How is stalking defined in California?

It can be difficult to pinpoint the behaviors that count as stalking in California, especially if you are accused of something you did not intend or your actions were misinterpreted. For example, if you asked a co-worker out and she refused, then you approached her later to engage in friendly conversation and she accused you of stalking her, you might be confused as to what you did wrong. It is important to understand the actions that can result in you being charged with a stalking offense.

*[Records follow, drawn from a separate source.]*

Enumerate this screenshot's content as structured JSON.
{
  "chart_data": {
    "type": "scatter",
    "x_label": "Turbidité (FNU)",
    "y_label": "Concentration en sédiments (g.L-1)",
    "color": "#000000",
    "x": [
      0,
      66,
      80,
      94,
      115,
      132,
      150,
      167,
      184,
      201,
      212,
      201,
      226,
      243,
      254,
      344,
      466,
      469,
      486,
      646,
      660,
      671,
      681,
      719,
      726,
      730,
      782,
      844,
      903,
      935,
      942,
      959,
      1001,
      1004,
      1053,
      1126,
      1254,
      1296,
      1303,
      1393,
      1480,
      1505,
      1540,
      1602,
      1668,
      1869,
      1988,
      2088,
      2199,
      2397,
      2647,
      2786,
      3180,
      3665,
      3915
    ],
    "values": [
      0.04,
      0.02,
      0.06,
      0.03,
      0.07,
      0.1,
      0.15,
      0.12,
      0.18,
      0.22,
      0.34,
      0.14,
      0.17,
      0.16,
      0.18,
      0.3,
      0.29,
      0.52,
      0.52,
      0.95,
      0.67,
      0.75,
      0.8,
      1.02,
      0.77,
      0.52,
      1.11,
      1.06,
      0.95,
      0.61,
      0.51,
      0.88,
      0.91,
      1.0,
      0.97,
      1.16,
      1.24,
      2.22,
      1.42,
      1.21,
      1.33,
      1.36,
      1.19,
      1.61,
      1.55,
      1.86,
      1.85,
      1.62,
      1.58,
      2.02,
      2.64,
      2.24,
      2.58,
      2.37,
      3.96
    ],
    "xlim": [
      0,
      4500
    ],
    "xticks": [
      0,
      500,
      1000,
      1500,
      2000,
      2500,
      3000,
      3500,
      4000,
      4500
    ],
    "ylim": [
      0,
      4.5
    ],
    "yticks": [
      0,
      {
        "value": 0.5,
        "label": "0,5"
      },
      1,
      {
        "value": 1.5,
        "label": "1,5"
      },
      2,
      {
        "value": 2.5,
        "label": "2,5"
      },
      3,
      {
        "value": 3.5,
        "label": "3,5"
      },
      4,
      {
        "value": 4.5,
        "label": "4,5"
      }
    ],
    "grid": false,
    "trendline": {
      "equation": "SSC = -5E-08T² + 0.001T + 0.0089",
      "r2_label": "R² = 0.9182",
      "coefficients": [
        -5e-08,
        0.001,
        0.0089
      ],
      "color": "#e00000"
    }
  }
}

According to FindLaw, stalking can include several behaviors that make a person feel intimidated, threatened and afraid for his or her safety. The following behaviors can count as stalking:

  • Sending a person repeated text messages, posts on social media sites, emails and phone calls
  • Threatening to harm the other person if he or she doesn’t agree to go on a date or resume a relationship
  • Damaging the other person’s personal property
  • Showing up unexpectedly and unexplainably in places the other person frequents

Stalking is not necessarily limited to a person one has romantic feelings for. For example, a woman might become obsessed with an Instagram celebrity and begin following her on social media, bombarding her with comments and “likes” and trying to find her in public.

In California, a stalking conviction can result in a year in jail and up to $1,000 in fines. A stalking conviction after a prior felony conviction of spousal or child abuse or after violating a protection order or making threats can significantly increase the penalties. Since this topic is complex, this information is not meant to substitute for legal advice.